Sternberg is, of course, talking about the Rays’ embarrassing attendance problems, even in the face of back-to-back-to-back very good teams (the Rays’ attendance for Tuesday’s playoff game, 28,229, is less than the Cubs average for a random, meaningless August game against the Pirates). Without an improved revenue stream, Sternberg doesn’t think the Rays can add the players they need via free agency or trade. Indeed, he doesn’t think the franchise can even survive long term.
“It won’t be my decision, or solely my decision,” Sternberg said, with the reported look of a man who had been punched in the gut. “But eventually, major-league baseball is going to vaporize this team. It could go on nine, 10, 12 more years. But between now and then, it’s going to vaporize this team. Maybe a check gets written locally, maybe someone writes me a check [to buy the team]. But it’s going to get vaporized.”
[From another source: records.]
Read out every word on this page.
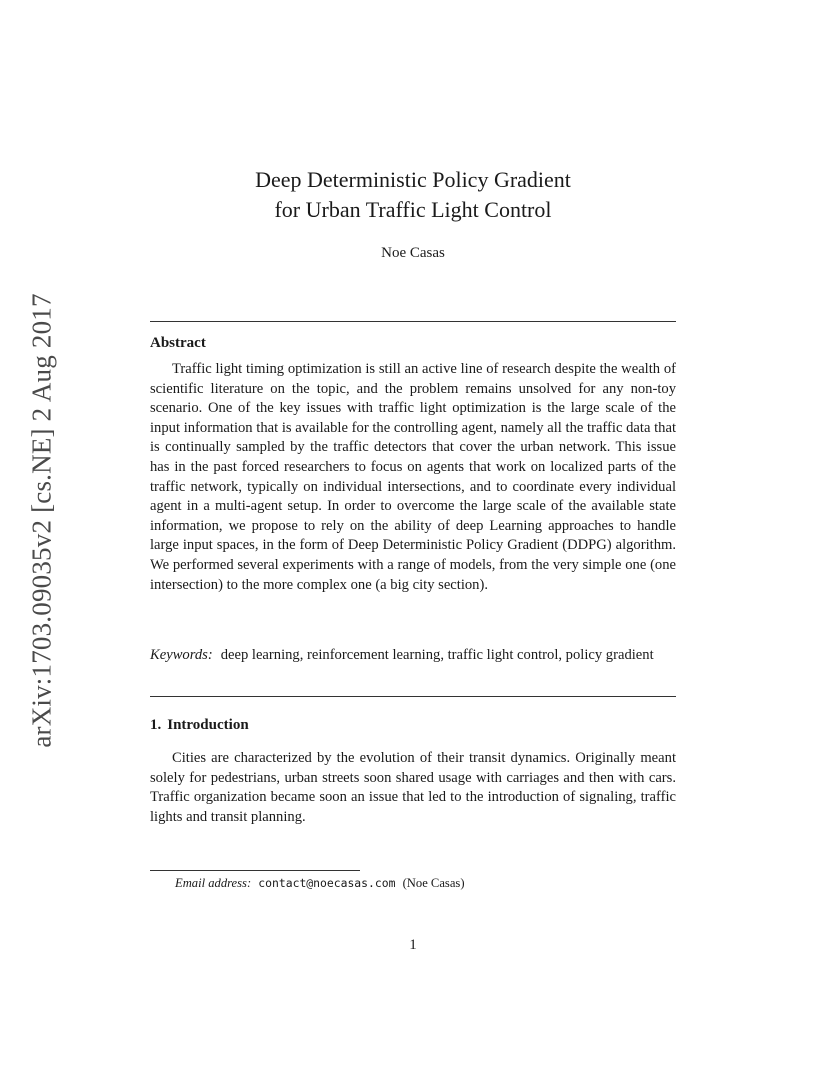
arXiv:1703.09035v2 [cs.NE] 2 Aug 2017
Deep Deterministic Policy Gradient
for Urban Traffic Light Control
Noe Casas
Abstract

Traffic light timing optimization is still an active line of research despite the wealth of scientific literature on the topic, and the problem remains unsolved for any non-toy scenario. One of the key issues with traffic light optimization is the large scale of the input information that is available for the controlling agent, namely all the traffic data that is continually sampled by the traffic detectors that cover the urban network. This issue has in the past forced researchers to focus on agents that work on localized parts of the traffic network, typically on individual intersections, and to coordinate every individual agent in a multi-agent setup. In order to overcome the large scale of the available state information, we propose to rely on the ability of deep Learning approaches to handle large input spaces, in the form of Deep Deterministic Policy Gradient (DDPG) algorithm. We performed several experiments with a range of models, from the very simple one (one intersection) to the more complex one (a big city section).

Keywords: deep learning, reinforcement learning, traffic light control, policy gradient

1. Introduction

Cities are characterized by the evolution of their transit dynamics. Originally meant solely for pedestrians, urban streets soon shared usage with carriages and then with cars. Traffic organization became soon an issue that led to the introduction of signaling, traffic lights and transit planning.

Email address: contact@noecasas.com (Noe Casas)
1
It’s a sad state of things in Tampa Bay, and it’s actually a complex knotting of reasons why the team cannot get the local support it needs to put the on-field product over the top. And Sternberg is probably right: how much longer can an organization, even one run by the brightest minds in baseball, stay competitive with such a disadvantage? I’m not looking to dance on the Rays’ grave here.
But dance we must.
Sternberg’s incisive words have to speak loudest to his GM, Andrew Friedman, who scrambles year in and year out to put a competitive team on the field on a shoe-string budget. When his boss and friend tells the world that the franchise is dying a slow death in spite of those efforts, surely Friedman will have to consider his options.
And, with the Cubs undoubtedly at least reaching out, how could Friedman not listen? Unlike Epstein, Friedman works without a contract, so he’s free to speak to the Cubs any time he chooses.
Given the state of affairs in Tampa Bay, my guess is he chooses, at least, to have that conversation.